Pierre L’Enfant’s plan for the federal district had designated 28 acres of Buzzard Point for military fortifications defending the capital city, and earthworks for one cannon were thrown up in 1791, and the arsenal first occupied the site in 1801.
The modern-day Armory, of course, is on the RFK Stadium campus, three miles away from Buzzard Point, as explained by this very law.
Origins of the Society
The Society of the Cincinnati, however, has an even older pedigree. Major General Henry Knox, Washington’s artillery commander and later his first Secretary of War, founded the Society on May 13, 1783, at Fishkill, New York, as the Continental Army waited for the British to evacuate New York City
Its membership was pledged to “perpetuate the remembrance of this vast event” (the achievement of American independence), “to preserve inviolate those exalted rights and liberties of human nature,” and “to render permanent the cordial affection subsisting among the officers” of the Continental Army and Continental Navy who served during the Revolutionary War.

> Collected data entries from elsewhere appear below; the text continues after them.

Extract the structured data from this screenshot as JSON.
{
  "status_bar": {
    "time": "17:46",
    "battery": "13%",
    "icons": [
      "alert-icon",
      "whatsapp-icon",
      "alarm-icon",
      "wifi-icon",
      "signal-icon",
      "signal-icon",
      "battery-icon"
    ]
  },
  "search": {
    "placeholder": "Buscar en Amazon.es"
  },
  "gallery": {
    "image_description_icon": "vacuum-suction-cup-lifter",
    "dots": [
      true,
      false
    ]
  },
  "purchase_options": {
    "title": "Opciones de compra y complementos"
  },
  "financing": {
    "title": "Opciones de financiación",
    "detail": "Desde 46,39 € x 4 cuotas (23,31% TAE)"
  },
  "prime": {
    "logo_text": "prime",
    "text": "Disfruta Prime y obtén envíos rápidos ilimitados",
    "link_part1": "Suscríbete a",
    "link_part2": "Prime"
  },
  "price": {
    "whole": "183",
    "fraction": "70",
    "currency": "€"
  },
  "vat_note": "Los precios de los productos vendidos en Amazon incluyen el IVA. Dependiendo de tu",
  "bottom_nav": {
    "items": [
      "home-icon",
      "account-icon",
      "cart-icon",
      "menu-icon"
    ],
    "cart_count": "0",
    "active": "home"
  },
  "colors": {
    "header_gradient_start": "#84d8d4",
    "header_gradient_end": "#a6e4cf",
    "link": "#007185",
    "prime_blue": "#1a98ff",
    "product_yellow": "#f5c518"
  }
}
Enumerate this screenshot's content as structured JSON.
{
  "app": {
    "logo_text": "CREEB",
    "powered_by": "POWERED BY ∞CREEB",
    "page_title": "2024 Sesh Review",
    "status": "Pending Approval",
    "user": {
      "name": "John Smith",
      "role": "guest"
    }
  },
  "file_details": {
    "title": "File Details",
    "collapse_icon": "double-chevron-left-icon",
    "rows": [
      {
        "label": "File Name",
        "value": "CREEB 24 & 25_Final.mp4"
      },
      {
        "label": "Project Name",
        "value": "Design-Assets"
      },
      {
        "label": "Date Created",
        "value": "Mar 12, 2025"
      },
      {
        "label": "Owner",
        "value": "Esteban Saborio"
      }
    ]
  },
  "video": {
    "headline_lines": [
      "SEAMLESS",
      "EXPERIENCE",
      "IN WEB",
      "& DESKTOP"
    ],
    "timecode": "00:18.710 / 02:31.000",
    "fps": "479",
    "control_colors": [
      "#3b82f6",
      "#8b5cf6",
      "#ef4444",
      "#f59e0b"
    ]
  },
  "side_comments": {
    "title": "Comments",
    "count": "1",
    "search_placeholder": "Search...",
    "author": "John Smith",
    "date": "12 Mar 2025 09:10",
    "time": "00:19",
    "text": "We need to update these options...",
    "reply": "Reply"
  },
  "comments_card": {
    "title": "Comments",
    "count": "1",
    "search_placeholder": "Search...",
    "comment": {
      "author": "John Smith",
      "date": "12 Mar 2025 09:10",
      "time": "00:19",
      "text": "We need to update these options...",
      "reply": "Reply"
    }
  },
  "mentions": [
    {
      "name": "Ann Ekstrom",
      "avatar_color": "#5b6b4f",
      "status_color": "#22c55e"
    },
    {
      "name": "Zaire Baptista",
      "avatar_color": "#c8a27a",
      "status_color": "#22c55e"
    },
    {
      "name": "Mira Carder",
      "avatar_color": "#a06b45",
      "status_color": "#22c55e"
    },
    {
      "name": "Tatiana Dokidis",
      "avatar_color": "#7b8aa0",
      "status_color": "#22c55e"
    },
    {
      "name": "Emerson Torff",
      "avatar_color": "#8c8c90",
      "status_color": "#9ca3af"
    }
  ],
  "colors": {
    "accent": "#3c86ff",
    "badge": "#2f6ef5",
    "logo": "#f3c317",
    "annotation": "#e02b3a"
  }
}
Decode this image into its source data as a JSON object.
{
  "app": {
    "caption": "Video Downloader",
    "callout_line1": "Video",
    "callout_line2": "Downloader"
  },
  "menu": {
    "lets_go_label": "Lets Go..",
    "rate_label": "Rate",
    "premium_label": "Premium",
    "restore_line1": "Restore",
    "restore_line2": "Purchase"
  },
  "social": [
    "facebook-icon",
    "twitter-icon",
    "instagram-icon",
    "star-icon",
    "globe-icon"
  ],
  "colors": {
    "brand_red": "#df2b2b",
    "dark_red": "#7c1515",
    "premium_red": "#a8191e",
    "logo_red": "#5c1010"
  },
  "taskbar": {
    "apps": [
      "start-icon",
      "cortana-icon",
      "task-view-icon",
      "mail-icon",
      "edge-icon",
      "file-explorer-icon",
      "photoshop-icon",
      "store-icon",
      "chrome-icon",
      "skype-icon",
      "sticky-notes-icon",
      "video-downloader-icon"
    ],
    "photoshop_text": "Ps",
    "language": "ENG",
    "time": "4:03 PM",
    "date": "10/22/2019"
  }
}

The Society of the Cincinnati was named after Lucius Quinctius Cincinnatus, who left his farm to accept a term as Consul for the good of the Roman Republic. He served as Magister Populi and assumed lawful dictatorial control of Rome in the Second Punic War against Hannibal after Rome’s horrendous defeat at the Battle of Cannae in 216 BCE. When the immediate crisis had passed, Cincinnatus returned his power to the Roman Senate and went back to plowing his fields.

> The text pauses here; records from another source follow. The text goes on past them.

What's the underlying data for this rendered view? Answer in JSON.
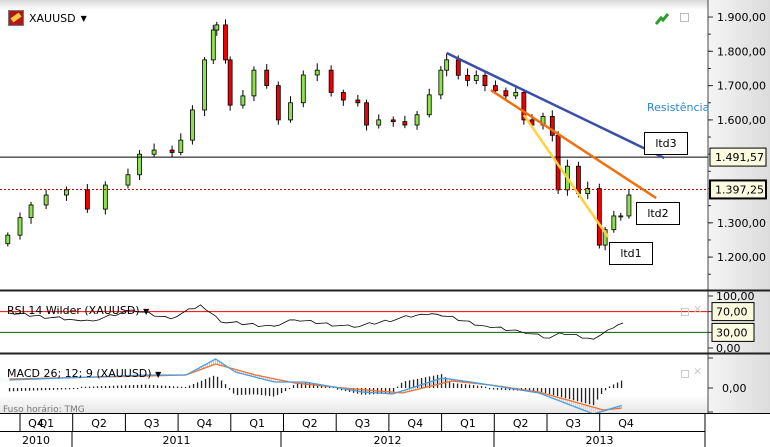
{
  "instrument": {
    "symbol": "XAUUSD"
  },
  "price_panel": {
    "axis_labels": [
      "1.900,00",
      "1.800,00",
      "1.700,00",
      "1.600,00",
      "1.300,00",
      "1.200,00"
    ],
    "axis_values": [
      1900,
      1800,
      1700,
      1600,
      1300,
      1200
    ],
    "hlines": [
      {
        "value": 1491.57,
        "label": "1.491,57",
        "color": "#000000",
        "style": "solid"
      },
      {
        "value": 1397.25,
        "label": "1.397,25",
        "color": "#cc0000",
        "style": "dotted"
      }
    ],
    "resistance_label": "Resistência",
    "trendlines": [
      {
        "name": "ltd3",
        "color": "#3a4fa8",
        "from": [
          "2012-10-05",
          1795
        ],
        "to": [
          "2013-10-15",
          1489
        ]
      },
      {
        "name": "ltd2",
        "color": "#f07010",
        "from": [
          "2012-12-20",
          1687
        ],
        "to": [
          "2013-10-01",
          1372
        ]
      },
      {
        "name": "ltd1",
        "color": "#ffd040",
        "from": [
          "2013-02-15",
          1614
        ],
        "to": [
          "2013-07-10",
          1259
        ]
      }
    ],
    "labels": [
      "ltd3",
      "ltd2",
      "ltd1"
    ]
  },
  "rsi_panel": {
    "title": "RSI 14 Wilder (XAUUSD)",
    "axis_labels": [
      "100,00",
      "70,00",
      "30,00",
      "0,00"
    ],
    "overbought": 70,
    "oversold": 30,
    "colors": {
      "line": "#000000",
      "overbought": "#ff0000",
      "oversold": "#006600"
    }
  },
  "macd_panel": {
    "title": "MACD 26; 12; 9 (XAUUSD)",
    "axis_label_zero": "0,00",
    "colors": {
      "macd": "#4a9ee0",
      "signal": "#f07030"
    }
  },
  "footer": {
    "timezone": "Fuso horário: TMG"
  },
  "x_axis": {
    "quarters": [
      "Q4",
      "Q1",
      "Q2",
      "Q3",
      "Q4",
      "Q1",
      "Q2",
      "Q3",
      "Q4",
      "Q1",
      "Q2",
      "Q3",
      "Q4"
    ],
    "years": [
      "2010",
      "2011",
      "2012",
      "2013"
    ]
  },
  "chart_data": [
    {
      "type": "candlestick",
      "series_name": "XAUUSD",
      "ylim": [
        1150,
        1950
      ],
      "up_color": "#8ee050",
      "down_color": "#ee0000",
      "closes": [
        [
          "2010-09-10",
          1264
        ],
        [
          "2010-10-01",
          1315
        ],
        [
          "2010-10-20",
          1352
        ],
        [
          "2010-11-15",
          1381
        ],
        [
          "2010-12-20",
          1396
        ],
        [
          "2011-01-25",
          1340
        ],
        [
          "2011-02-25",
          1410
        ],
        [
          "2011-04-05",
          1440
        ],
        [
          "2011-04-25",
          1500
        ],
        [
          "2011-05-20",
          1512
        ],
        [
          "2011-06-20",
          1505
        ],
        [
          "2011-07-05",
          1541
        ],
        [
          "2011-07-25",
          1629
        ],
        [
          "2011-08-15",
          1775
        ],
        [
          "2011-08-30",
          1862
        ],
        [
          "2011-09-05",
          1877
        ],
        [
          "2011-09-20",
          1775
        ],
        [
          "2011-09-28",
          1643
        ],
        [
          "2011-10-20",
          1670
        ],
        [
          "2011-11-08",
          1745
        ],
        [
          "2011-11-30",
          1700
        ],
        [
          "2011-12-20",
          1600
        ],
        [
          "2012-01-10",
          1650
        ],
        [
          "2012-02-01",
          1731
        ],
        [
          "2012-02-25",
          1745
        ],
        [
          "2012-03-20",
          1680
        ],
        [
          "2012-04-10",
          1658
        ],
        [
          "2012-05-05",
          1650
        ],
        [
          "2012-05-20",
          1585
        ],
        [
          "2012-06-10",
          1600
        ],
        [
          "2012-07-05",
          1595
        ],
        [
          "2012-07-25",
          1585
        ],
        [
          "2012-08-15",
          1615
        ],
        [
          "2012-09-05",
          1673
        ],
        [
          "2012-09-25",
          1745
        ],
        [
          "2012-10-05",
          1775
        ],
        [
          "2012-10-25",
          1730
        ],
        [
          "2012-11-10",
          1715
        ],
        [
          "2012-11-25",
          1730
        ],
        [
          "2012-12-10",
          1700
        ],
        [
          "2012-12-28",
          1685
        ],
        [
          "2013-01-15",
          1670
        ],
        [
          "2013-02-01",
          1680
        ],
        [
          "2013-02-15",
          1600
        ],
        [
          "2013-03-01",
          1585
        ],
        [
          "2013-03-20",
          1610
        ],
        [
          "2013-04-05",
          1555
        ],
        [
          "2013-04-15",
          1396
        ],
        [
          "2013-05-01",
          1465
        ],
        [
          "2013-05-20",
          1385
        ],
        [
          "2013-06-05",
          1400
        ],
        [
          "2013-06-25",
          1235
        ],
        [
          "2013-07-05",
          1280
        ],
        [
          "2013-07-20",
          1320
        ],
        [
          "2013-08-01",
          1320
        ],
        [
          "2013-08-15",
          1381
        ]
      ]
    },
    {
      "type": "line",
      "series_name": "RSI 14 Wilder",
      "ylim": [
        0,
        100
      ],
      "points": [
        [
          "2010-09-13",
          67
        ],
        [
          "2011-01-03",
          54
        ],
        [
          "2011-02-04",
          52
        ],
        [
          "2011-04-12",
          73
        ],
        [
          "2011-06-18",
          56
        ],
        [
          "2011-08-08",
          83
        ],
        [
          "2011-09-12",
          50
        ],
        [
          "2011-12-13",
          42
        ],
        [
          "2012-01-17",
          54
        ],
        [
          "2012-04-28",
          40
        ],
        [
          "2012-08-23",
          65
        ],
        [
          "2012-09-18",
          65
        ],
        [
          "2012-12-11",
          42
        ],
        [
          "2013-02-10",
          31
        ],
        [
          "2013-03-31",
          19
        ],
        [
          "2013-04-17",
          29
        ],
        [
          "2013-06-15",
          17
        ],
        [
          "2013-07-10",
          35
        ],
        [
          "2013-08-05",
          48
        ]
      ]
    },
    {
      "type": "line",
      "series_name": "MACD 26; 12; 9",
      "macd": [
        [
          "2010-09-13",
          16
        ],
        [
          "2011-05-06",
          26
        ],
        [
          "2011-07-14",
          26
        ],
        [
          "2011-09-03",
          58
        ],
        [
          "2011-10-07",
          32
        ],
        [
          "2011-12-13",
          12
        ],
        [
          "2012-02-04",
          12
        ],
        [
          "2012-05-13",
          -8
        ],
        [
          "2012-07-04",
          -12
        ],
        [
          "2012-09-27",
          20
        ],
        [
          "2012-11-16",
          12
        ],
        [
          "2013-03-13",
          -10
        ],
        [
          "2013-06-15",
          -52
        ],
        [
          "2013-08-05",
          -34
        ]
      ],
      "signal": [
        [
          "2010-09-13",
          18
        ],
        [
          "2011-05-06",
          24
        ],
        [
          "2011-07-14",
          26
        ],
        [
          "2011-09-03",
          48
        ],
        [
          "2011-11-11",
          26
        ],
        [
          "2012-01-17",
          10
        ],
        [
          "2012-04-10",
          0
        ],
        [
          "2012-07-21",
          -10
        ],
        [
          "2012-10-14",
          14
        ],
        [
          "2012-12-20",
          6
        ],
        [
          "2013-03-13",
          -8
        ],
        [
          "2013-07-02",
          -44
        ],
        [
          "2013-08-05",
          -40
        ]
      ]
    }
  ]
}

Controversy Surrounding the Society
In the 18th Century, though, the Society named for Cincinnatus was instantly controversial. First was its hereditary nature as membership would be passed down from founding officers to first sons through the generations under the doctrine of primogeniture. An early critic was Benjamin Franklin, who in a letter to his daughter Sarah Bach, wrote in 1784:
I only wonder that, when the united Wisdom of our Nation had, in the Articles of Confederation, manifested their Dislike of establishing Ranks of Nobility, by Authority either of the Congress or any particular State, a Number of private persons should think proper to distinguish themselves and their Posterity, from their fellow Citizens, and form an Order of hereditary Knights, in direct Opposition to the solemnly declared Sense of their Country.
Of probably greater concern was a possible political threat to the young republic. During the Constitutional Convention of 1787, when delegates were debating the method of choosing a president, Elbridge Gerry of Massachusetts (later, the father of gerrymandering) warned, in the telling of James Madison:
A popular election in this case is radically vicious. The ignorance of the people would put it in the power of some one set of men dispersed through the Union and acting in Concert to delude them into any appointment.

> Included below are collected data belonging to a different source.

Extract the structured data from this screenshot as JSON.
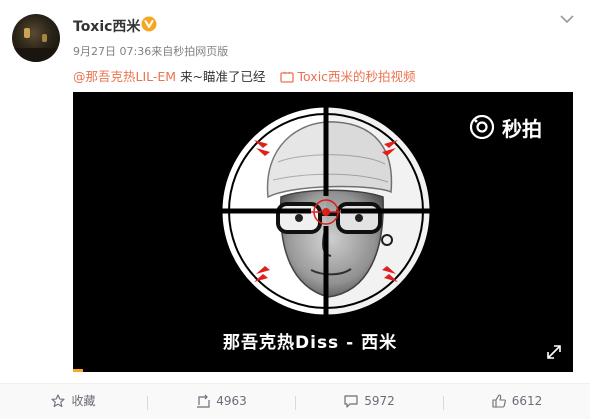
{
  "post": {
    "username": "Toxic西米",
    "date": "9月27日 07:36",
    "source": "来自秒拍网页版",
    "mention": "@那吾克热LIL-EM",
    "text": " 来~瞄准了已经",
    "video_link": "Toxic西米的秒拍视频"
  },
  "video": {
    "brand": "秒拍",
    "caption": "那吾克热Diss - 西米",
    "progress": 0.02
  },
  "actions": {
    "favorite": "收藏",
    "repost_count": "4963",
    "comment_count": "5972",
    "like_count": "6612"
  },
  "colors": {
    "accent": "#eb7350",
    "verified": "#f5a623",
    "scope_red": "#e0201c"
  },
  "icons": [
    "avatar",
    "verified-badge-icon",
    "chevron-down-icon",
    "video-link-icon",
    "miaopai-logo-icon",
    "fullscreen-icon",
    "star-icon",
    "repost-icon",
    "comment-icon",
    "like-icon"
  ]
}
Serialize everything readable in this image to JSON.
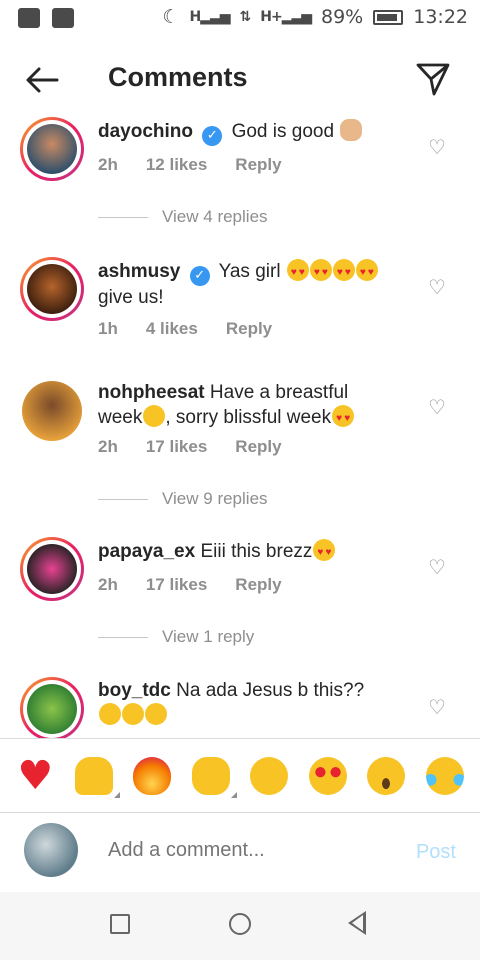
{
  "status_bar": {
    "battery": "89%",
    "time": "13:22",
    "signal_1": "H",
    "signal_2": "H+"
  },
  "header": {
    "title": "Comments"
  },
  "comments": [
    {
      "username": "dayochino",
      "verified": true,
      "text": "God is good",
      "time": "2h",
      "likes": "12 likes",
      "reply": "Reply",
      "view_replies": "View 4 replies"
    },
    {
      "username": "ashmusy",
      "verified": true,
      "text": "Yas girl",
      "text_line2": "give us!",
      "time": "1h",
      "likes": "4 likes",
      "reply": "Reply"
    },
    {
      "username": "nohpheesat",
      "verified": false,
      "text": "Have a breastful",
      "text_line2": "week",
      "text_line2_b": ", sorry blissful week",
      "time": "2h",
      "likes": "17 likes",
      "reply": "Reply",
      "view_replies": "View 9 replies"
    },
    {
      "username": "papaya_ex",
      "verified": false,
      "text": "Eiii this brezz",
      "time": "2h",
      "likes": "17 likes",
      "reply": "Reply",
      "view_replies": "View 1 reply"
    },
    {
      "username": "boy_tdc",
      "verified": false,
      "text": "Na ada Jesus b this??"
    }
  ],
  "emoji_bar": [
    "heart",
    "raised-hands",
    "fire",
    "clapping-hands",
    "crying-face",
    "heart-eyes",
    "astonished-face",
    "tears-of-joy"
  ],
  "add_comment": {
    "placeholder": "Add a comment...",
    "post_label": "Post"
  },
  "colors": {
    "accent": "#3897f0",
    "post_disabled": "#b2dffc",
    "muted": "#8e8e8e"
  }
}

[Gerry] observed that such a Society of men existed in the Order of the Cincinnati. They are respectable, United, and influential. They will in fact elect the chief Magistrate in every instance, if the election be referred to the people. [Gerry’s] respect for the characters composing this Society could not blind him to the danger and impropriety of throwing such a power in their hands.
The result was the adoption of the Electoral College, to dilute the power of the masses, rather than a direct election for president.
The same distrust led to the legislation that barred the Society of the Cincinnati from the vicinity of the Arsenal.
The Society's Current Location
So the question isn’t really why the Society of the Cincinnati, since 1937, has made their national headquarters at the former Larz Anderson mansion at 2118 Massachusetts Avenue, NW, on Embassy Row near DuPont Circle.
The real issue is where the headquarters of the Society of the Cincinnati cannot be located. The answer to that question is at Buzzard Point.